I was among the thousands at the Battle of Aiken last month. On my walk to the battlefield, I saw a surprising number of Confederate gewgaws for sale: mini-flags, patches, framed photographs of Robert E. Lee.

Before the Sunday cannons boomed and the reenactors fired their pistols, a man in a red cap addressed the crowd gathered on the grass. He pointed to South Carolina's wars for independence—the colony's stand against the British in the 1700s and the later Civil War, which he called the Battle for Southern Independence.

But he didn't mention the other important battles for independence in the Palmetto state.

One of the earliest was the Yamasee War. Angered by unfair colonial trade practices and the settlers' encroachment upon Indian land, the Yamasee people—supported by other Native American tribes—burned homes, slaughtered livestock and killed several hundred Colonists.

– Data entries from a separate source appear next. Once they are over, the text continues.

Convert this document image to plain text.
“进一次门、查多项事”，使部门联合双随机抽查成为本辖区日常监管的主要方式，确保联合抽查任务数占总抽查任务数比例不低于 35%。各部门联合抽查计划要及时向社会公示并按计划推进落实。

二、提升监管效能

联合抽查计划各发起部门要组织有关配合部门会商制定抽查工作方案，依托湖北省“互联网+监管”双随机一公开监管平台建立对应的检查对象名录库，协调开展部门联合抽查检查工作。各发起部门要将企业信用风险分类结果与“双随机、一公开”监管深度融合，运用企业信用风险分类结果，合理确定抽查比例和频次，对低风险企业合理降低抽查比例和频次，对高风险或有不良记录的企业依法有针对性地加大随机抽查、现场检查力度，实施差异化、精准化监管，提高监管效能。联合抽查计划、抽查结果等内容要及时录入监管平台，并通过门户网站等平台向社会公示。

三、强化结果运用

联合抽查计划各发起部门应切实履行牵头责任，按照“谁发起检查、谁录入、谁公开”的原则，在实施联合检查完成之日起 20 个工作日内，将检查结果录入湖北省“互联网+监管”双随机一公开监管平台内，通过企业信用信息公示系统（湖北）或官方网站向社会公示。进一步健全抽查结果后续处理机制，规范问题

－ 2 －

Another critical fight for freedom came during the Stono Rebellion near Charleston — the largest slave rebellion in the Southern colonies.

On Sept. 9, 1739, more than 80 slaves stole guns and ammunition, burned plantations, killed more than 20 whites and marched toward Spanish Florida, which granted freedom to slaves who converted to Catholicism. A state marker describes the uprising this way: "The rebels marched south toward promised freedom in Spanish Florida, waving flags, beating drums, and shouting 'Liberty!'"

The Battle for Aiken speaker ignored the Native American and Black uprisings that have shaped South Carolina's history.

He did, however, speak freely about succession, Quebec’s failed attempts to break with Canada, Northern carpetbaggers, "Gone with the Wind," and the failure of Reconstruction.

As historians have noted, the Reconstruction era was a bitter one, marked by military occupation, corruption and strife.

It was also a period when about 2,000 Black Americans held public office at the state, local and federal levels, including Prince Rivers, who escaped South Carolina slavery, joined the Union Army and served as a state representative from Aiken County in the 1870s.

Those ballot box victories sparked a backlash in the South, prompting a new group to fight for Southern Independence: the Ku Klux Klan. They whipped or beat hundreds of victims and murdered scores of blacks. Between 1882 and 1930, the number of lynching victims in the South totaled 2,805.

The afternoon speaker didn't mention the Klan. He did worry that fewer schools are offering history classes today.

Of course, there's a reason for that. Not only are many public schools underfunded, but they're under attack by conservative groups like Moms for Liberty, who want to ban schoolbooks that examine Black history, race and ethnicity, gender issues, and discrimination.

After the speaker left the stage, the reenactors fired their canons. White clouds covered the field and blanketed Sunday's spectators in the fog of war.

It wasn't the only smoke that snaked across the battlefield that day.